Paul Kelly
Paolo Antonio Vaccarelli, better known as Paul Kelly (1876 – 1936), was an early New York City Mafiosi who started off as a boxer, invested his prize money in a string of brothels, then founded the Five Points Gang – the Big Apple’s last dominant street gang. He recruited and gave a start in the criminal life to many young men who went on to become the biggest names in American organized crime, such as Al Capone, Lucky Luciano, Bugsy Seigel, and Meyer Lansky. His career was also significant because it marked Italian organized crime’s transition from street gangs and into the organized hierarchical structure of crime families.
He emigrated to the US as a teenager and took up boxing. When he turned professional, he anglicized his name from Paolo Vaccarelli to Paul Kelly and invested his earnings in brothels in the Italian immigrant district east of the Bowery. He soon added athletic clubs to his properties, which operated as fronts for street gangs that he began controlling and consolidating.
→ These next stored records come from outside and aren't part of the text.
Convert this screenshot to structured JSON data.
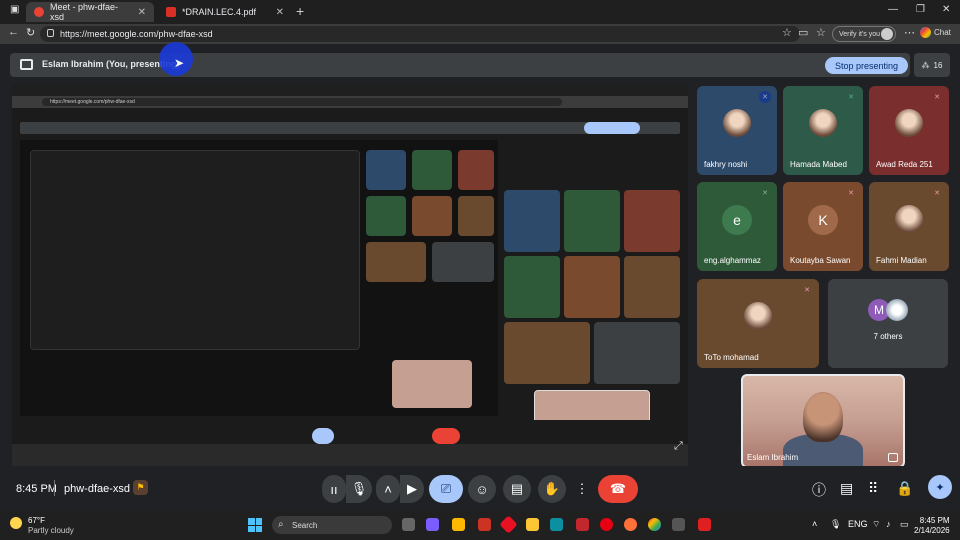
{
  "browser": {
    "tabs": [
      {
        "title": "Meet - phw-dfae-xsd",
        "active": true
      },
      {
        "title": "*DRAIN.LEC.4.pdf",
        "active": false
      }
    ],
    "url": "https://meet.google.com/phw-dfae-xsd",
    "verify_label": "Verify it's you",
    "chat_label": "Chat"
  },
  "meet": {
    "presenting_text": "Eslam Ibrahim (You, presenting)",
    "stop_label": "Stop presenting",
    "participant_count": "16",
    "participants": [
      {
        "name": "fakhry noshi",
        "kind": "photo"
      },
      {
        "name": "Hamada Mabed",
        "kind": "photo"
      },
      {
        "name": "Awad Reda 251",
        "kind": "photo"
      },
      {
        "name": "eng.alghammaz",
        "kind": "letter",
        "letter": "e"
      },
      {
        "name": "Koutayba Sawan",
        "kind": "letter",
        "letter": "K"
      },
      {
        "name": "Fahmi Madian",
        "kind": "photo"
      },
      {
        "name": "ToTo mohamad",
        "kind": "photo"
      }
    ],
    "others": {
      "label": "7 others",
      "letter": "M"
    },
    "self_name": "Eslam Ibrahim",
    "time": "8:45 PM",
    "meeting_code": "phw-dfae-xsd"
  },
  "nested": {
    "url": "https://meet.google.com/phw-dfae-xsd"
  },
  "taskbar": {
    "temp": "67°F",
    "condition": "Partly cloudy",
    "search_label": "Search",
    "lang": "ENG",
    "time": "8:45 PM",
    "date": "2/14/2026"
  },
  "colors": {
    "accent": "#a8c7fa",
    "end_call": "#ea4335",
    "tile_green": "#2e5a3a",
    "tile_brown": "#7a4a2e",
    "tile_blue": "#2d4a6a"
  }
}
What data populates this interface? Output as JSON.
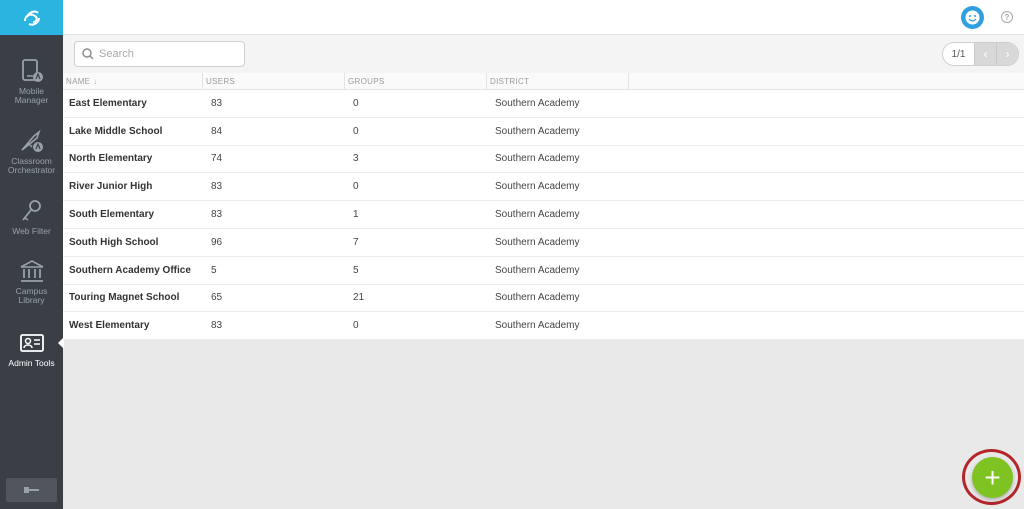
{
  "sidebar": {
    "items": [
      {
        "label_1": "Mobile",
        "label_2": "Manager",
        "icon": "tablet-icon"
      },
      {
        "label_1": "Classroom",
        "label_2": "Orchestrator",
        "icon": "wand-icon"
      },
      {
        "label_1": "Web Filter",
        "label_2": "",
        "icon": "key-icon"
      },
      {
        "label_1": "Campus",
        "label_2": "Library",
        "icon": "library-icon"
      },
      {
        "label_1": "Admin Tools",
        "label_2": "",
        "icon": "id-card-icon"
      }
    ],
    "active_index": 4
  },
  "toolbar": {
    "search_placeholder": "Search",
    "pager_text": "1/1"
  },
  "table": {
    "columns": [
      "NAME",
      "USERS",
      "GROUPS",
      "DISTRICT"
    ],
    "rows": [
      {
        "name": "East Elementary",
        "users": "83",
        "groups": "0",
        "district": "Southern Academy"
      },
      {
        "name": "Lake Middle School",
        "users": "84",
        "groups": "0",
        "district": "Southern Academy"
      },
      {
        "name": "North Elementary",
        "users": "74",
        "groups": "3",
        "district": "Southern Academy"
      },
      {
        "name": "River Junior High",
        "users": "83",
        "groups": "0",
        "district": "Southern Academy"
      },
      {
        "name": "South Elementary",
        "users": "83",
        "groups": "1",
        "district": "Southern Academy"
      },
      {
        "name": "South High School",
        "users": "96",
        "groups": "7",
        "district": "Southern Academy"
      },
      {
        "name": "Southern Academy Office",
        "users": "5",
        "groups": "5",
        "district": "Southern Academy"
      },
      {
        "name": "Touring Magnet School",
        "users": "65",
        "groups": "21",
        "district": "Southern Academy"
      },
      {
        "name": "West Elementary",
        "users": "83",
        "groups": "0",
        "district": "Southern Academy"
      }
    ]
  },
  "colors": {
    "brand": "#2bb4e0",
    "sidebar": "#3a3f45",
    "add_button": "#7ec322",
    "highlight_ring": "#b3262b"
  }
}
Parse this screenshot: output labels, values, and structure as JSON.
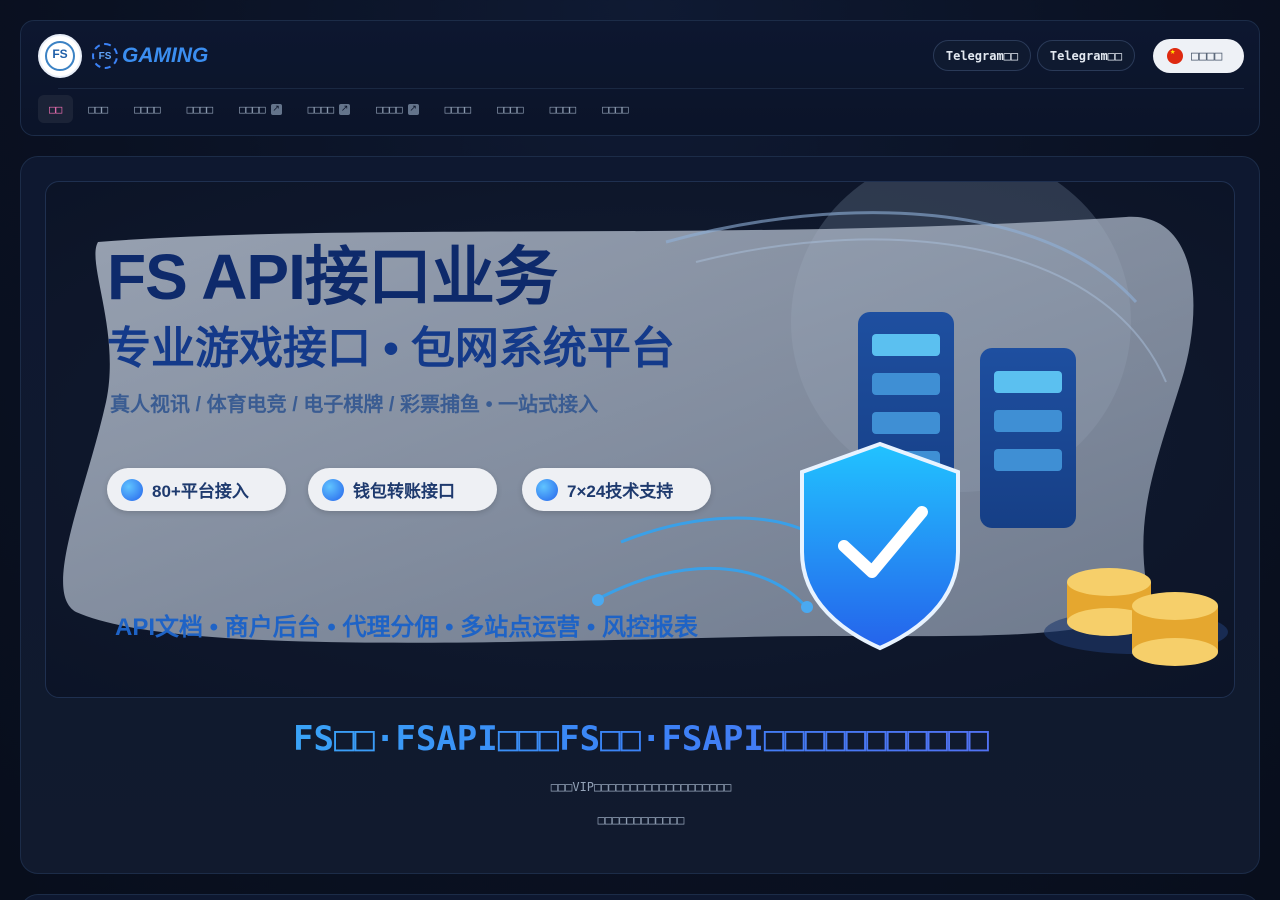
{
  "header": {
    "logo_text": "FS",
    "brand_mark": "FS",
    "brand_word": "GAMING",
    "telegram_buttons": [
      "Telegram□□",
      "Telegram□□"
    ],
    "language_label": "□□□□",
    "language_flag": "china-flag-icon"
  },
  "nav": {
    "items": [
      {
        "label": "□□",
        "active": true,
        "external": false
      },
      {
        "label": "□□□",
        "external": false
      },
      {
        "label": "□□□□",
        "external": false
      },
      {
        "label": "□□□□",
        "external": false
      },
      {
        "label": "□□□□",
        "external": true
      },
      {
        "label": "□□□□",
        "external": true
      },
      {
        "label": "□□□□",
        "external": true
      },
      {
        "label": "□□□□",
        "external": false
      },
      {
        "label": "□□□□",
        "external": false
      },
      {
        "label": "□□□□",
        "external": false
      },
      {
        "label": "□□□□",
        "external": false
      }
    ],
    "external_icon": "↗"
  },
  "banner": {
    "title": "FS API接口业务",
    "subtitle": "专业游戏接口 • 包网系统平台",
    "categories": "真人视讯 / 体育电竞 / 电子棋牌 / 彩票捕鱼 • 一站式接入",
    "pills": [
      "80+平台接入",
      "钱包转账接口",
      "7×24技术支持"
    ],
    "bottom_line": "API文档 • 商户后台 • 代理分佣 • 多站点运营 • 风控报表"
  },
  "hero": {
    "title": "FS□□·FSAPI□□□FS□□·FSAPI□□□□□□□□□□□",
    "line1": "□□□VIP□□□□□□□□□□□□□□□□□□□",
    "line2": "□□□□□□□□□□□□"
  },
  "colors": {
    "accent": "#3b82f6",
    "nav_active": "#f472b6",
    "background": "#0a1122"
  }
}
He melded his criminal activities with politics, lending Tammany Hall his support during elections. The most notorious instance took place on primary day in 1901 when Kelly unleashed 1500 gang members against an incumbent who had campaigned to keep brothels out of his Ward. Kelly’s goons ensured the incumbent’s defeat by beating up his supporters, blocking polling booths, and voting early and often for the challenger, with one gang member boasting of having voted 53 times that day. Such influence won Kelly political favors that kept him out of legal trouble or made it go away and helped lessen its impact when it did arrive.
When a rivalry with another street gang led by a Monk Eastman spilled into street violence, Tammany Hall ordered Kelly and Eastman to settle their differences in a boxing ring. The match ended in a draw, however, and when the street fighting resumed, Eastman was arrested for robbery. Tammany Hall withdrew its protection, and he was convicted and sent away for 10 years in Sing Sing, leaving Kelly as NYC’s uncontested top gang boss.
After surviving a messy assassination attempt in 1905 that entailed a bloody public shootout, Kelly was arrested but soon released because of his connections. Tammany Hall ordered him to tone it down, however, and Kelly reduced his direct street gang involvement. Moving into labor racketeering, he got himself appointed vice president of the longshoremen’s union, for which he provided muscle during labor disputes, until his death of natural causes in 1936.